Node.js w/250k concurrent connections!

Okay, I figured it must be possible, so it had to be done..

The sprites server has smashed through the 250k barrier with 250,001 concurrent, active connections. In addition to the stuff talked about in my previous two blog entries, it took a few more optimizations.

1) Latest tagged revision of V8, which appears to perform a little better

The 250k limit is right on the fringe of what this server can pull off without violating the 1.4GB heap limitation in V8. It’s not clear to me why this limitation hasn’t bubbled up in priority enough to be taken care of yet. Just look at those free CPU cycles and unused memory! V8 is a complete bad-ass, and it’s just this one limitation that is holding it back from some really extreme capabilities.

I had tried 250k a few times, and couldn’t get it stable until after upgrading the /deps/v8/ directory of Node.js with the latest version tagged in SVN. I was really hoping the 1.4GB limit had been removed, but alas. Instead, just had to settle with some significant improvements to garbage collection and performance in general.

2) Workers via “cluster” module

I figured the onslaught of HTTP GET requests the 100 EC2 servers were unleashing at a rate of 100,000 JSON packets per second was contributing both to CPU and memory consumption, which was agitating the garbage collector enough to resist the 250k mark.

So, to reduce the overhead of these transient requests, which are in addition to the 250k concurrent connections (which really leaves us on average at about 350k connections at any given second, 100k of which are transients), I decided to leverage the cluster module.

The master performs the exact same tasks it did before. Except, now there are workers spawned, one for each CPU on the system, and they listen on a separate port from the master process. This port is used by the clients for these transient requests, and as they arrive they are parsed and forwarded to the master using the Node.js send() function.
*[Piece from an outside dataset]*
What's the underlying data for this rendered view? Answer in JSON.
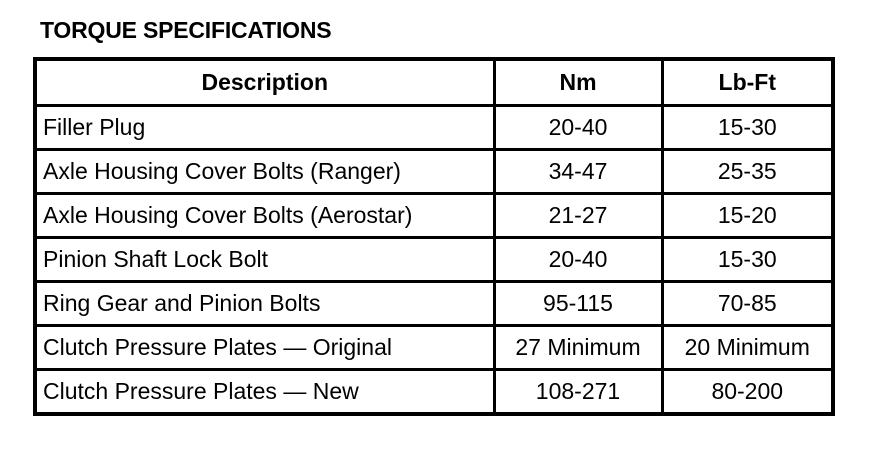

The only reason this was a critical adjustment is, again, the 1.4GB heap limitation in V8. Keeping all the resources associated with those requests off the master process saves just enough memory to get past the 250k milestone.

TL;DR – V8, you’re so good, but it’s time for you to support more memory!

Scaling node.js to 100k concurrent connections!

UPDATE: Broke the 250k barrier, too :]

The node.js powered sprites fun continues, with a new milestone:

That’s right, 100,004 active connections! Note the low %CPU and %MEM numbers in the picture. To be fair, the CPU usage does wander between about 5% and 40% – but it’s also not a very beefy box. This is on a $0.12/hr rackspace 2GB cloud server.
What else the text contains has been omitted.